Un Roméo et Juliette judéo-chrétien, le son du shofar au coeur de la partition musicale; retour aux sources de West Side Story, l’un des plus grands films de tout les temps.
Au départ, il y a une idée de Jerome Robbins : « En 1949, s’est souvenu Arthur Laurents, Jerry voulait faire une adaptation contemporaine de Roméo et Juliette dans les quartiers du Lower East Side de New York, qui s’intitulerait de ce fait East Side Story. L’action se tiendrait au moment de la Pâque juive et catholique : les Montaigus seraient les catholiques, les Capulets, les juifs
Mais le projet est abandonné pour quelques années avant d’être réactivé :
Nous nous enflammons à nouveau pour l’idée d’un Roméo, note Léonard Bernstein dans son journal. Mais nous avons abandonné l’idée maîtresse de l’opposition entre juifs et catholiques qui n’est pas nouvelle et nous sommes convenus de ce qui à mon avis va vraiment marcher : deux bandes rivales d’adolescents, l’une constituée de nouveaux arrivants portoricains, l’autre d’ »Américains » de l’immigration blanche. Soudainement, tout prend vie : j’entends des rythmes et des pulsations, et, avant tout, je puis me faire une idée de l’architecture de la pièce.
Et même si les quatre créateurs de ce drame musical américain, Leonard Bernstein (musique), Jerome Robbins (mise en scène) , Arthur Laurents (livret) et Stephen Sondheim (paroles) sont juifs et que les identités ethniques des protagonistes ont été modifiées permettant à Léonard Bernstein de satisfaire son amour pour les rythmes latins et les percussions , c’est ce conflit interconfessionnel qui reste au cœur du développement thématique de la partition, l’inspiration originale dans la musique reste ancrée partout.
West Side Story est une illustration parfaite de l’assemblage extraordinairement réussi de sources et d’influences diverses. Il y a, par exemple, la chanson Somewhere qui s’inspire d’une mélodie du Lac des cygnes qui, elle-même, a un parfum hébraïque.
Mais le plus étonnant est la présence des sonneries de shofar, la trompette antique d’Israël tout au long de la partition.
Les premières notes de l’introduction ne sont rien d’autre qu’une évocation orchestrée à pleine gorge du son du shofar.

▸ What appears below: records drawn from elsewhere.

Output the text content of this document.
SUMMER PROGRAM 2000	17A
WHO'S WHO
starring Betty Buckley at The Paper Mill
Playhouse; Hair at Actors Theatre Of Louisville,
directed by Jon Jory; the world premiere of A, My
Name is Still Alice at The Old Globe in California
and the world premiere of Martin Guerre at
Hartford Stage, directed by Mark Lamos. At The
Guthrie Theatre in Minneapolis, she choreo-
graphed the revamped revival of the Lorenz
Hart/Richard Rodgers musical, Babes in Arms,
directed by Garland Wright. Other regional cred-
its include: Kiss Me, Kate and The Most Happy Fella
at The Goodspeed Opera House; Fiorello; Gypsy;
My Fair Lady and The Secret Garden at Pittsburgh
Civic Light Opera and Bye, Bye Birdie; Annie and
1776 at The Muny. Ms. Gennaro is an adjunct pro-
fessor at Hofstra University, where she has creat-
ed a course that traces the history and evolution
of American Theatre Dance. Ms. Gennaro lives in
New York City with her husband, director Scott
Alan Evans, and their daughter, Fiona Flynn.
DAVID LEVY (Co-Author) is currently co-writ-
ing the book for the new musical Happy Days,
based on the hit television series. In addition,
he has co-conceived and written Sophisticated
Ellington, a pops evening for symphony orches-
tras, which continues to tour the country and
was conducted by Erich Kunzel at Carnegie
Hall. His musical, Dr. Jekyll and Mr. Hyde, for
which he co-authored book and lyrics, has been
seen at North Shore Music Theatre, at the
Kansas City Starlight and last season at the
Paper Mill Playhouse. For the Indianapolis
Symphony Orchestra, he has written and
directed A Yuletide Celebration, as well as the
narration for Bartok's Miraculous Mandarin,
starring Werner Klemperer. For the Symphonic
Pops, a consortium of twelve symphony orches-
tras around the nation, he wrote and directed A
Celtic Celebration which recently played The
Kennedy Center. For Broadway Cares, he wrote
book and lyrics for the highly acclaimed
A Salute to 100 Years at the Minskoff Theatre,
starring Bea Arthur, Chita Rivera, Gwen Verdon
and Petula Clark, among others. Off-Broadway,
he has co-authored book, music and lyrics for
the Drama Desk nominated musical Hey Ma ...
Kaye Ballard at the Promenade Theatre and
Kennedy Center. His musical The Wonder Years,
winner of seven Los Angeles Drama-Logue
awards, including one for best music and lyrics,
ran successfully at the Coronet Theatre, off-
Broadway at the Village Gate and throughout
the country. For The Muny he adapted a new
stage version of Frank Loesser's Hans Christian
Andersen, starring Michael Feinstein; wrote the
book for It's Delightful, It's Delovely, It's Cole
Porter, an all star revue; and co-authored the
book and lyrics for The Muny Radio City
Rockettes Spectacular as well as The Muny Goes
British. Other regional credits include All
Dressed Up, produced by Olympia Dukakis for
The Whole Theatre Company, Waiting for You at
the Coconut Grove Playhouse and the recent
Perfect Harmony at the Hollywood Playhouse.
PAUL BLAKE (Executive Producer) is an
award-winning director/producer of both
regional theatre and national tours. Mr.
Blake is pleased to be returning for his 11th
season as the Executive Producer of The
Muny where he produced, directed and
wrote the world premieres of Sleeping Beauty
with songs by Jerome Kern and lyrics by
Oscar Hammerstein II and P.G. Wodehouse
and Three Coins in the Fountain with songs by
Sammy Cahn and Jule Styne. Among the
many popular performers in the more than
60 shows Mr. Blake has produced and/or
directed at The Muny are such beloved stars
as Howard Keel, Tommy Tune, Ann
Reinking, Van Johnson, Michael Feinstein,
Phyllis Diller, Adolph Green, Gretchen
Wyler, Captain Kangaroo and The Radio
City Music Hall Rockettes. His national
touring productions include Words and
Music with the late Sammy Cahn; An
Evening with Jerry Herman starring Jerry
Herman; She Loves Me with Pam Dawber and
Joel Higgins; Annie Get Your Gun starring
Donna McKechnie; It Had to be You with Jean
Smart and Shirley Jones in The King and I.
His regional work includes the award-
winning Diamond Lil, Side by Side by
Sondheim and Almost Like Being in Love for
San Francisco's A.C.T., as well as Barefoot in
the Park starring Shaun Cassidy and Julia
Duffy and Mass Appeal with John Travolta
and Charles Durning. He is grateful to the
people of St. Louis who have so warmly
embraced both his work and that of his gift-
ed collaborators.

Et ce thème est le noyau musical de Bernstein qui revient le plus dans la musique de cette partition.
ainsi que l’a démontré le musicologue Jack Gottlieb dans son merveilleux ouvrage Funny, It Doesn’t Sound Jewish.
West Side Story demeure, l’un des films musicaux les plus populaires, célèbre dans le monde entier, qui remporta en son temps pas moins de 10 Oscars.